Neill Blomkamp suggests that District 9 may have been a lucky fluke in this dull supernatural techno-horror.
Neill Blomkamp’s films have always been interested in the ways technology allows humanity to leap forward, but not enough for us to overcome our inherent nature. Demonic is his latest and most perfect example of this. Not because of anything that happens in the film, but because watching this dull movie will test audiences’ willpower not to constantly check their phones.
This techno-horror snooze-fest follows a woman named Carly (Carly Pope) who finds herself at a mysterious and not suspicious at all research facility owned by a company named Therapol. There she finds her long estranged mother, Angela (Nathalie Boltt), who has a history of violent acts, including lighting retirement homes on fire and poisoning churchgoers. Now she’s in a coma and in very bad shape.
Because no one questions anything in this movie, Carly happily agrees to get plugged into a simulation which acts as a peek into Angela’s subconscious to figure out what’s going on with her. There she discovers her mother is a homicidal maniac because she’s been possessed by a fire-hungry demon this whole time.
The script fumbles the central mother-daughter relationship by barely spending any time with it. When we do get any insight, it’s through exposition dumps recited with no emotion by the actors, or awkward flashback sequences where it’s impossible to pay attention to anything besides the ridiculous wigs the actors wear to make them look younger. The secrets behind Therapol and why the simulation was built are eventually revealed, but without doing the basic groundwork to make us care about these two women, everything else falls into a pit of nothingness.
One thing the film has going for it is the look of the simulation itself. It makes sense that Blomkamp is venturing into the world of video games, because these sequences are the only time the writer/director seems to be having any fun. He uses a “volumetric capture” technique that looks like the rotoscoping animation of Waking Life, but has the “glitchy” setting set at ten.
Some of the shots use an overhead angle that’ll look familiar to anyone who’s played too many hours of strategy or role-playing games (there’re even a few shots outside the simulation where the camera glides behind characters like in 3rd person action games). Towards the end of the film these simulation scenes become a queasy headache, like trying to play The Sims upside down, but it’s the only section of the movie that tries for something unique.
The rest of the film is a plodding mess to endure, with a series of dream sequence fake-outs that are used so frequently it seems like a joke. When we finally get to one genuinely creepy sequence involving a late-night hang with Carly’s friend, Sam (Kandyse McClure), it’s hard to be completely invested because you know it’s probably going to end with someone waking up in a bed.
The film is a plodding mess to endure, with a series of dream sequence fake-outs that are used so frequently it seems like a joke.

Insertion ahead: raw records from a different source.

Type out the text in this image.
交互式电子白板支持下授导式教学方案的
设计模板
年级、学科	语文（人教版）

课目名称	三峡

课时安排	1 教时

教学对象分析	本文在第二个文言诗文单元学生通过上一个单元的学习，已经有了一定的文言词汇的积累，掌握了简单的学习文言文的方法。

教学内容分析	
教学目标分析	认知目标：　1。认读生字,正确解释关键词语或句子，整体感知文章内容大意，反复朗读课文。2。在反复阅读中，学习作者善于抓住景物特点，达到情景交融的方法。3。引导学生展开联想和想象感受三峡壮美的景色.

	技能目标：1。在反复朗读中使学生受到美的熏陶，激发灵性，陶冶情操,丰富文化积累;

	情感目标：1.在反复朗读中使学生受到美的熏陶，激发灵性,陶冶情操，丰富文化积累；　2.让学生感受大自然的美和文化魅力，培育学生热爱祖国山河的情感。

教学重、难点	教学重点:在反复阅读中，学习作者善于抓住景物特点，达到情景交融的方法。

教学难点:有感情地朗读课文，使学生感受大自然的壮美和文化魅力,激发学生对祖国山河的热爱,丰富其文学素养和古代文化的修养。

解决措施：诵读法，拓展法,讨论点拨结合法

Characters make no sense, like Carly’s friend, Martin, (Chris William Martin) who goes from a normal dude to an expert demonologist out of nowhere, just when the plot needs him to be. There’s also nothing much to look at here. Besides the beautiful real life setting of British Columbia around the edges of the frame, the movie looks and feels like it was leisurely shot over a weekend. The camera lazily hovers around flat conversations, and for a director who knows how to visualize richly detailed worlds, Blomkamp seems to have forgotten to hire an art department, which makes sense because he shot this around his house during quarantine.
Maybe he’s going for a lo-fi horror experiment like Steven Soderbergh did with Unsane in 2018, but without the visual creativity or storytelling chops. Blomkamp is an excellent action director, but there are several set pieces that are completely skipped over, where we only see the aftermath of what I assume would have been a cool demon fight. It doesn’t come off as an artistic choice like when we just miss the heist go wrong in the opening of Reservoir Dogs. It feels like they had the budget of a middle school haunted house.
Approaching a demon possession movie through a technological lens is a refreshing idea, but Blomkamp doesn’t have anything to say with it. The strong themes of inequality and caste systems that helped carry his earlier work are missing here. He doesn’t even bother trying with the usual themes that come with demons like religion or good versus evil. Demonic is just a simple, low-budget genre home movie, which can be good, but not in this simulation.
Demonic opens in theaters August 20th.